According to the laid-down Standard Operating Procedure (SoP), autopsy or postmortem procedure is performed by the DSMB of those victims who are killed in ‘police encounters’ or in jails.

It was the first written evidence in the wake of the Model Town raid which proved that seven people, including two women and a boy, were ‘shot dead’. Earlier, some police officials had attributed deaths to a physical clash.

The medical experts also found a bullet from the abdomen of a victim and dispatched it to the Forensic Science Agency (FSA) for analysis, a senior official who was close to the autopsy process told Dawn.

Requesting anonymity, he said this bullet’s analysis would establish whether it had been fired from an official weapon or a private one.

He said the FSA analysis had attained importance in the wake of the police statements which claimed that some workers of the Pakistan Awami Tehreek were armed and many security guards were also seen firing during the clash.

The analysis report of the bullet, he said, would establish the involvement of the police or any other private armed men, he said.

The police in its dockets, submitted to the DSMB to facilitate the autopsy procedure, had categorically mentioned the nature and the number of bullet injuries.
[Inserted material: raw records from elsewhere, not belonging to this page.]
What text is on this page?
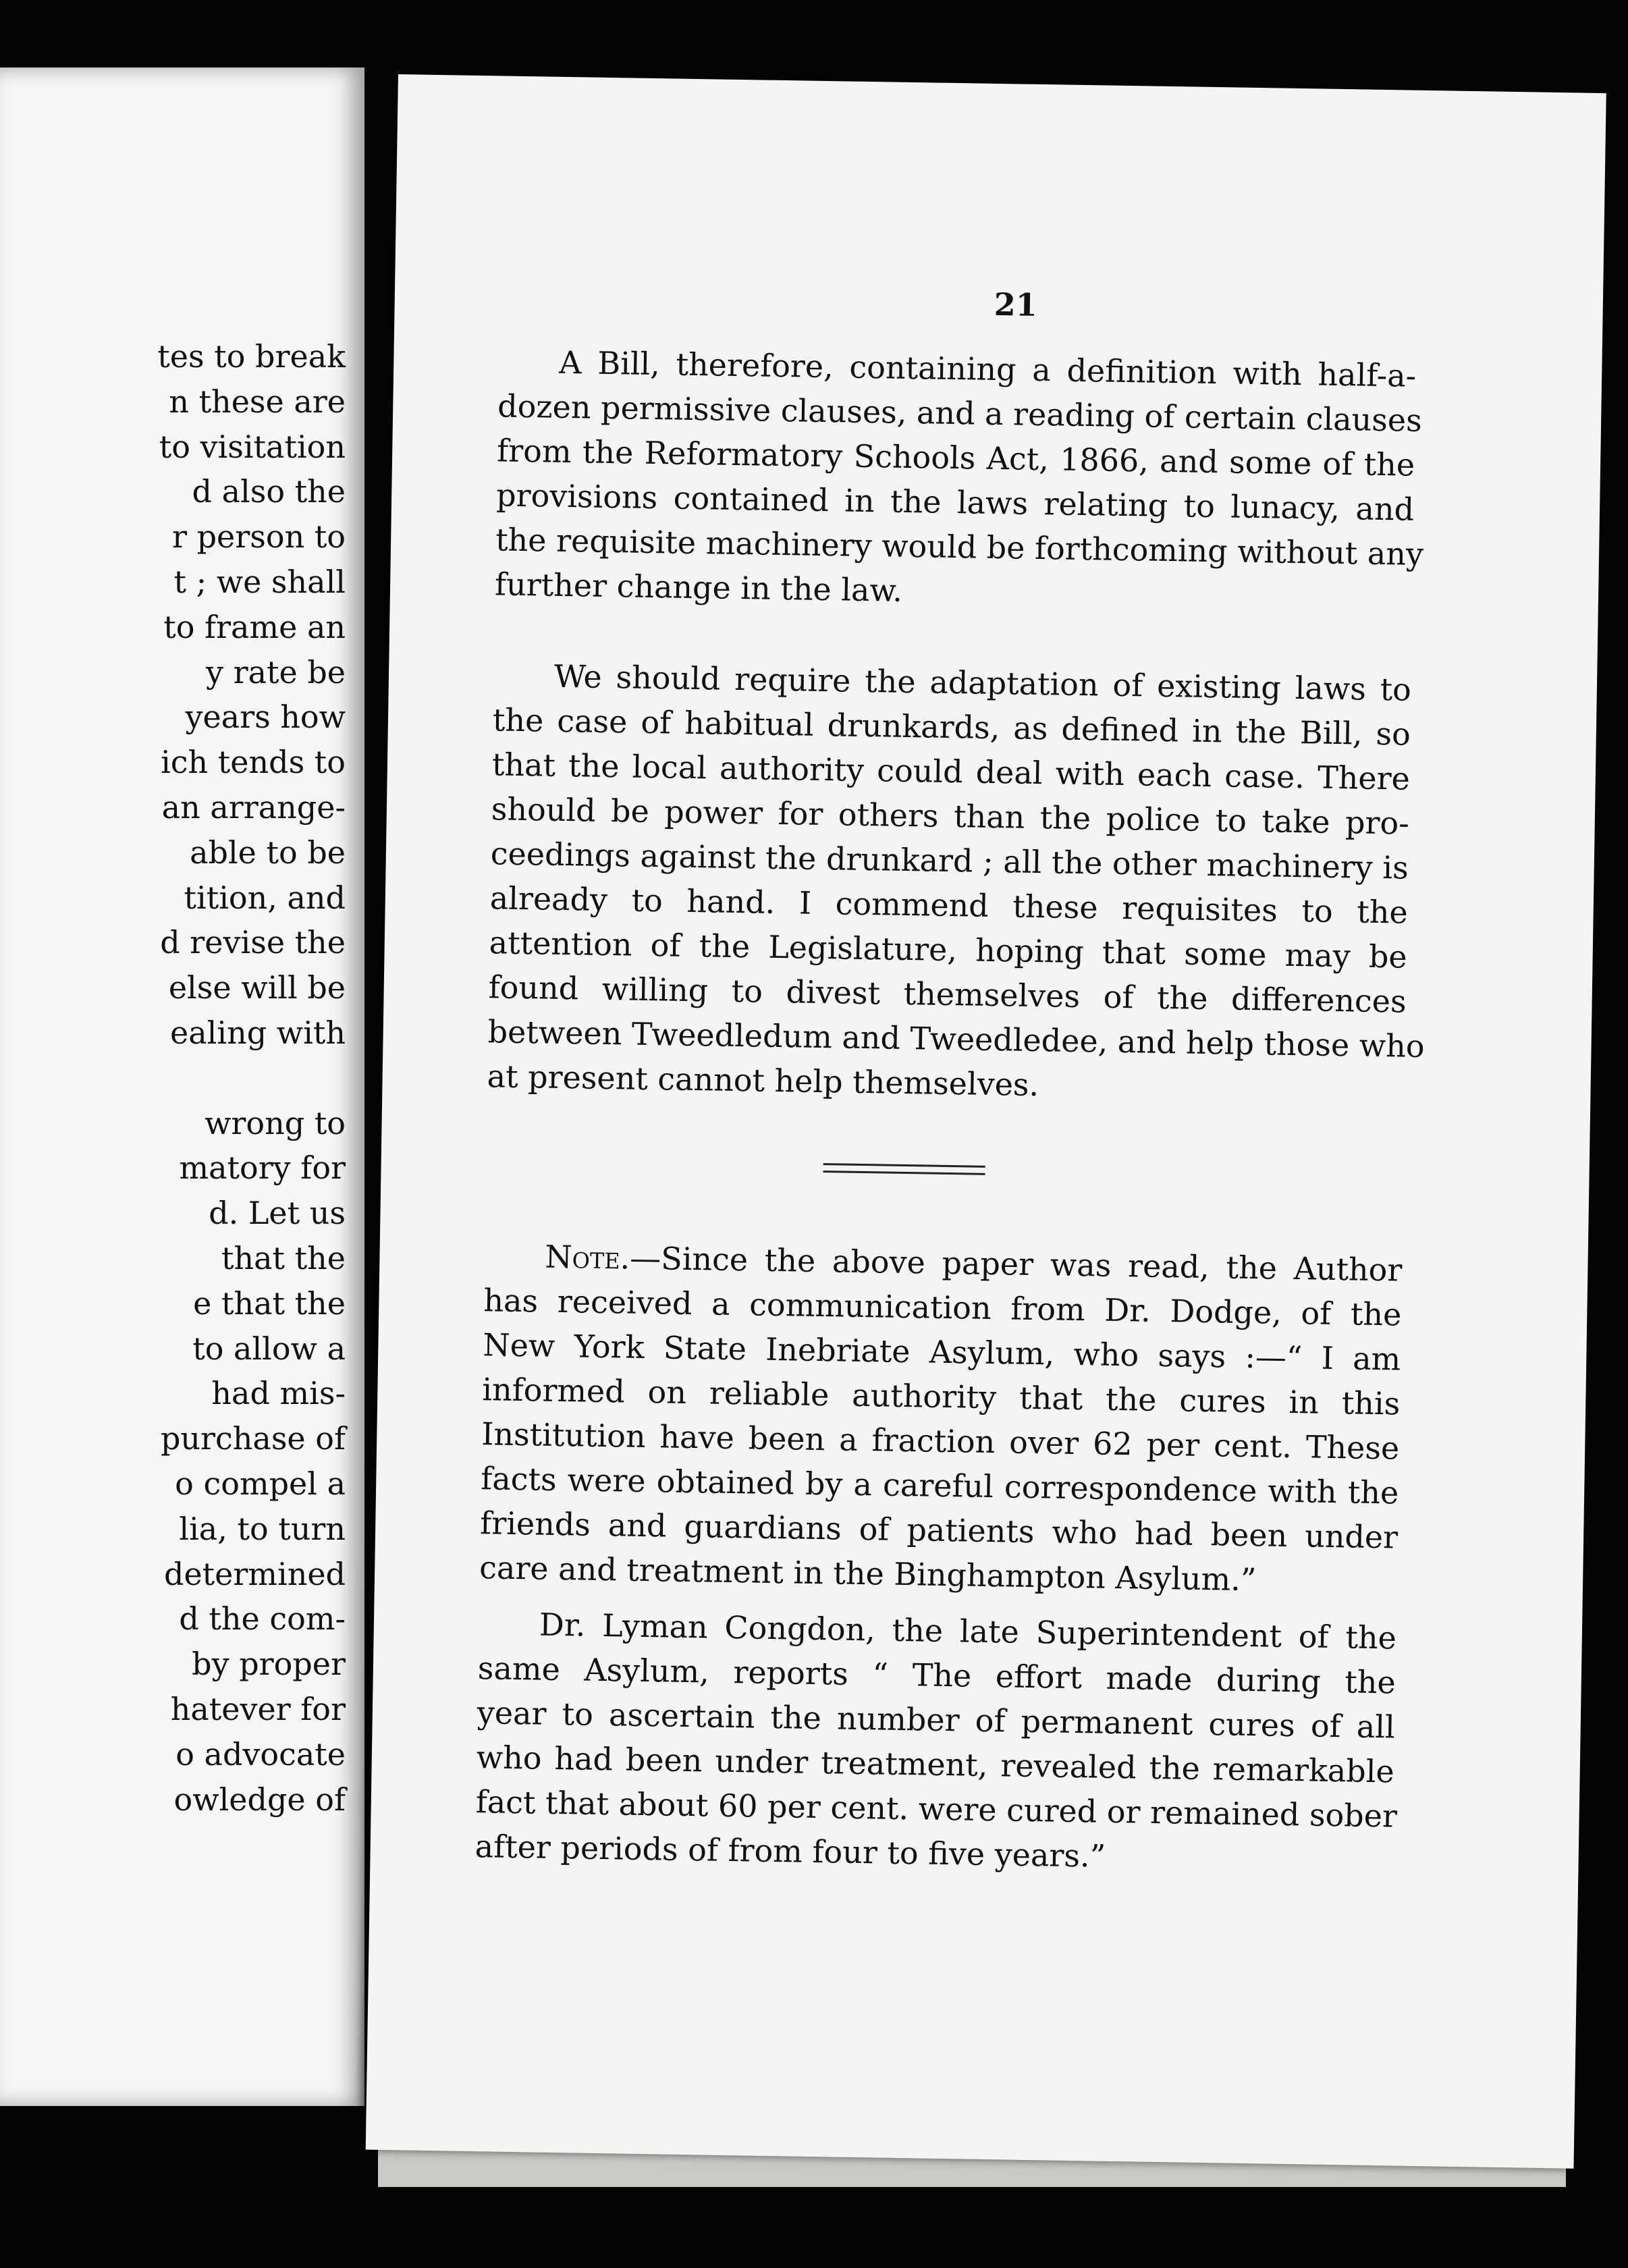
tes to break
n these are
to visitation
d also the
r person to
t ; we shall
to frame an
y rate be
years how
ich tends to
an arrange-
able to be
tition, and
d revise the
else will be
ealing with
wrong to
matory for
d. Let us
that the
e that the
to allow a
had mis-
purchase of
o compel a
lia, to turn
determined
d the com-
by proper
hatever for
o advocate
owledge of
21
A Bill, therefore, containing a definition with half-a-
dozen permissive clauses, and a reading of certain clauses
from the Reformatory Schools Act, 1866, and some of the
provisions contained in the laws relating to lunacy, and
the requisite machinery would be forthcoming without any
further change in the law.
We should require the adaptation of existing laws to
the case of habitual drunkards, as defined in the Bill, so
that the local authority could deal with each case. There
should be power for others than the police to take pro-
ceedings against the drunkard ; all the other machinery is
already to hand. I commend these requisites to the
attention of the Legislature, hoping that some may be
found willing to divest themselves of the differences
between Tweedledum and Tweedledee, and help those who
at present cannot help themselves.
Note.—Since the above paper was read, the Author
has received a communication from Dr. Dodge, of the
New York State Inebriate Asylum, who says :—“ I am
informed on reliable authority that the cures in this
Institution have been a fraction over 62 per cent. These
facts were obtained by a careful correspondence with the
friends and guardians of patients who had been under
care and treatment in the Binghampton Asylum.”
Dr. Lyman Congdon, the late Superintendent of the
same Asylum, reports “ The effort made during the
year to ascertain the number of permanent cures of all
who had been under treatment, revealed the remarkable
fact that about 60 per cent. were cured or remained sober
after periods of from four to five years.”
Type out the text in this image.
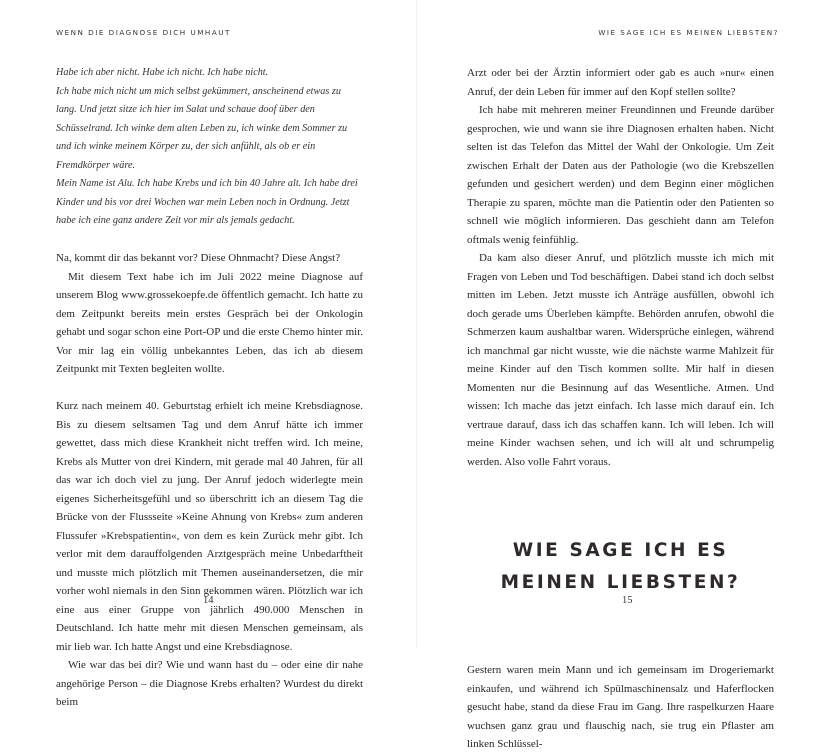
WENN DIE DIAGNOSE DICH UMHAUT

Habe ich aber nicht. Habe ich nicht. Ich habe nicht.

Ich habe mich nicht um mich selbst gekümmert, anscheinend etwas zu lang. Und jetzt sitze ich hier im Salat und schaue doof über den Schüsselrand. Ich winke dem alten Leben zu, ich winke dem Sommer zu und ich winke meinem Körper zu, der sich anfühlt, als ob er ein Fremdkörper wäre.

Mein Name ist Alu. Ich habe Krebs und ich bin 40 Jahre alt. Ich habe drei Kinder und bis vor drei Wochen war mein Leben noch in Ordnung. Jetzt habe ich eine ganz andere Zeit vor mir als jemals gedacht.

Na, kommt dir das bekannt vor? Diese Ohnmacht? Diese Angst?

Mit diesem Text habe ich im Juli 2022 meine Diagnose auf unserem Blog www.grossekoepfe.de öffentlich gemacht. Ich hatte zu dem Zeitpunkt bereits mein erstes Gespräch bei der Onkologin gehabt und sogar schon eine Port-OP und die erste Chemo hinter mir. Vor mir lag ein völlig unbekanntes Leben, das ich ab diesem Zeitpunkt mit Texten begleiten wollte.

Kurz nach meinem 40. Geburtstag erhielt ich meine Krebsdiagnose. Bis zu diesem seltsamen Tag und dem Anruf hätte ich immer gewettet, dass mich diese Krankheit nicht treffen wird. Ich meine, Krebs als Mutter von drei Kindern, mit gerade mal 40 Jahren, für all das war ich doch viel zu jung. Der Anruf jedoch widerlegte mein eigenes Sicherheitsgefühl und so überschritt ich an diesem Tag die Brücke von der Flussseite »Keine Ahnung von Krebs« zum anderen Flussufer »Krebspatientin«, von dem es kein Zurück mehr gibt. Ich verlor mit dem darauffolgenden Arztgespräch meine Unbedarftheit und musste mich plötzlich mit Themen auseinandersetzen, die mir vorher wohl niemals in den Sinn gekommen wären. Plötzlich war ich eine aus einer Gruppe von jährlich 490.000 Menschen in Deutschland. Ich hatte mehr mit diesen Menschen gemeinsam, als mir lieb war. Ich hatte Angst und eine Krebsdiagnose.

Wie war das bei dir? Wie und wann hast du – oder eine dir nahe angehörige Person – die Diagnose Krebs erhalten? Wurdest du direkt beim

14
WIE SAGE ICH ES MEINEN LIEBSTEN?

Arzt oder bei der Ärztin informiert oder gab es auch »nur« einen Anruf, der dein Leben für immer auf den Kopf stellen sollte?

Ich habe mit mehreren meiner Freundinnen und Freunde darüber gesprochen, wie und wann sie ihre Diagnosen erhalten haben. Nicht selten ist das Telefon das Mittel der Wahl der Onkologie. Um Zeit zwischen Erhalt der Daten aus der Pathologie (wo die Krebszellen gefunden und gesichert werden) und dem Beginn einer möglichen Therapie zu sparen, möchte man die Patientin oder den Patienten so schnell wie möglich informieren. Das geschieht dann am Telefon oftmals wenig feinfühlig.

Da kam also dieser Anruf, und plötzlich musste ich mich mit Fragen von Leben und Tod beschäftigen. Dabei stand ich doch selbst mitten im Leben. Jetzt musste ich Anträge ausfüllen, obwohl ich doch gerade ums Überleben kämpfte. Behörden anrufen, obwohl die Schmerzen kaum aushaltbar waren. Widersprüche einlegen, während ich manchmal gar nicht wusste, wie die nächste warme Mahlzeit für meine Kinder auf den Tisch kommen sollte. Mir half in diesen Momenten nur die Besinnung auf das Wesentliche. Atmen. Und wissen: Ich mache das jetzt einfach. Ich lasse mich darauf ein. Ich vertraue darauf, dass ich das schaffen kann. Ich will leben. Ich will meine Kinder wachsen sehen, und ich will alt und schrumpelig werden. Also volle Fahrt voraus.

WIE SAGE ICH ES MEINEN LIEBSTEN?

Gestern waren mein Mann und ich gemeinsam im Drogeriemarkt einkaufen, und während ich Spülmaschinensalz und Haferflocken gesucht habe, stand da diese Frau im Gang. Ihre raspelkurzen Haare wuchsen ganz grau und flauschig nach, sie trug ein Pflaster am linken Schlüssel-

15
The police docket is imperative to perform autopsy of a human body.

The docket also provided information, including name of the victim, age, sex, height, and date, time and place of incident besides other relevant information.AIMC Principal Prof Dr Mahmood Shaukat confirmed that the DSMB was normally engaged for the postmortem of victims of ‘police encounter or those who died in jail’.

“But we involved both the Forensic Department of the AIMC and DSMB for combine postmortem of the seven dead to avoid legal complications”, he said.

He said the reports of these two departments have been dispatched separately for consideration. To a question, Prof Shaukat said the two departments were involved because there was confusion about the ‘mode’ of killings of the seven people – either they were shot dead in police encounter or by civilians.

Earlier, the autopsy by this board triggered a controversy. It was feared that the killing of seven PAT workers might be attributed to ‘police encounter’ in later stages.